The RRPV is a consortium funded by the Biomedical Advanced Research and Development Authority (BARDA), part of the Administration for Strategic Preparedness and Response (ASPR) within the U.S. Department of Health and Human Services (HHS).

This project award will address a gap for pre-exposure prophylaxis therapeutics that have the potential to provide protection against severe outcomes of COVID-19. Shionogi plans to file an investigational new drug application in the U.S. and begin phase 1 studies this year.

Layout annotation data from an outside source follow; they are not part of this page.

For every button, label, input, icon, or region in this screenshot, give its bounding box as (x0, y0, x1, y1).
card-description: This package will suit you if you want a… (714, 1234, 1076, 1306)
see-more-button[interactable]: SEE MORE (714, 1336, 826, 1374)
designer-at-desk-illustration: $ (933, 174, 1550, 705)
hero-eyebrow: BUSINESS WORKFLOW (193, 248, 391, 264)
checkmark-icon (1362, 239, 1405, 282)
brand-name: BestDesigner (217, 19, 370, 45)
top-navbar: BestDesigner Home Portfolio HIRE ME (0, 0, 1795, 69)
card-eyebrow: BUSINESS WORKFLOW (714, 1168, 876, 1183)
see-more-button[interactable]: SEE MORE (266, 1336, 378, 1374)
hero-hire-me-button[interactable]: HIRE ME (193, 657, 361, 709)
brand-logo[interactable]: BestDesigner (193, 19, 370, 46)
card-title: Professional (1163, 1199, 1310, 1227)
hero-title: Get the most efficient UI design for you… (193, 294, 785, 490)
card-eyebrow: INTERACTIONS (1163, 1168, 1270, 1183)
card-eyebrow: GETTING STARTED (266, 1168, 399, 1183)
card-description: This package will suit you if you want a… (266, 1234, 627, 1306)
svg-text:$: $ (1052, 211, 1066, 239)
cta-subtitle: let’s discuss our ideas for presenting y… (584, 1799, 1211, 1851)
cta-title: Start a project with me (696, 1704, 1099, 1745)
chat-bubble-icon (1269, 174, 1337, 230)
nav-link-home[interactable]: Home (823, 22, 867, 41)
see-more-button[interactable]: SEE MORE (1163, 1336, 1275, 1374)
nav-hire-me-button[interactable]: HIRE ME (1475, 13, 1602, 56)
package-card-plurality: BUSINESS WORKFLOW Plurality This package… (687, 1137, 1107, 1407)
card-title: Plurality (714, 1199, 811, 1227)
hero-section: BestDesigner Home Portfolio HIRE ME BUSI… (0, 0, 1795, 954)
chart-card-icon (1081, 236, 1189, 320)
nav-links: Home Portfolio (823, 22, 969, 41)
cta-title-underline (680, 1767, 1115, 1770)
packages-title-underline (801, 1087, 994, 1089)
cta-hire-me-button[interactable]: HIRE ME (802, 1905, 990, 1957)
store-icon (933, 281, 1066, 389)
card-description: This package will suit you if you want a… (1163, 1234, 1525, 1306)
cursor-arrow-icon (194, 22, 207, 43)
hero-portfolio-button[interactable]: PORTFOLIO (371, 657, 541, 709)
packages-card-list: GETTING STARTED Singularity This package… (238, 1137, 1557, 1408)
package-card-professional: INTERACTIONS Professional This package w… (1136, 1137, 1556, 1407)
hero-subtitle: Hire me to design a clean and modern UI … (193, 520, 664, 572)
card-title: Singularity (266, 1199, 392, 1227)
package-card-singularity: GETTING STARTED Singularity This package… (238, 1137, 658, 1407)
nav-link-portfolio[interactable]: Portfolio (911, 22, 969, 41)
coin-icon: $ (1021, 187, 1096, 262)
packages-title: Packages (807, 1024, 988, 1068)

S-892216, an investigational second generation 3CL protease inhibitor, is being developed both as a long-acting injectable and as an oral drug, intended for prophylaxis and treatment of SARS-CoV-2 infection respectively. In pre-clinical trials, S-892216 demonstrated a strong antiviral effect. S-892216 was discovered by Shionogi and its research and development is supported by the Japan Agency for Medical Research and Development (AMED).

The S-892216 oral formulation is being studied in a Phase 1 clinical trial in Japan to evaluate the pharmacokinetics, safety, and tolerability in healthy adults. A Phase 1 clinical trial with the long-acting injectable formulation is expected to begin in 2025.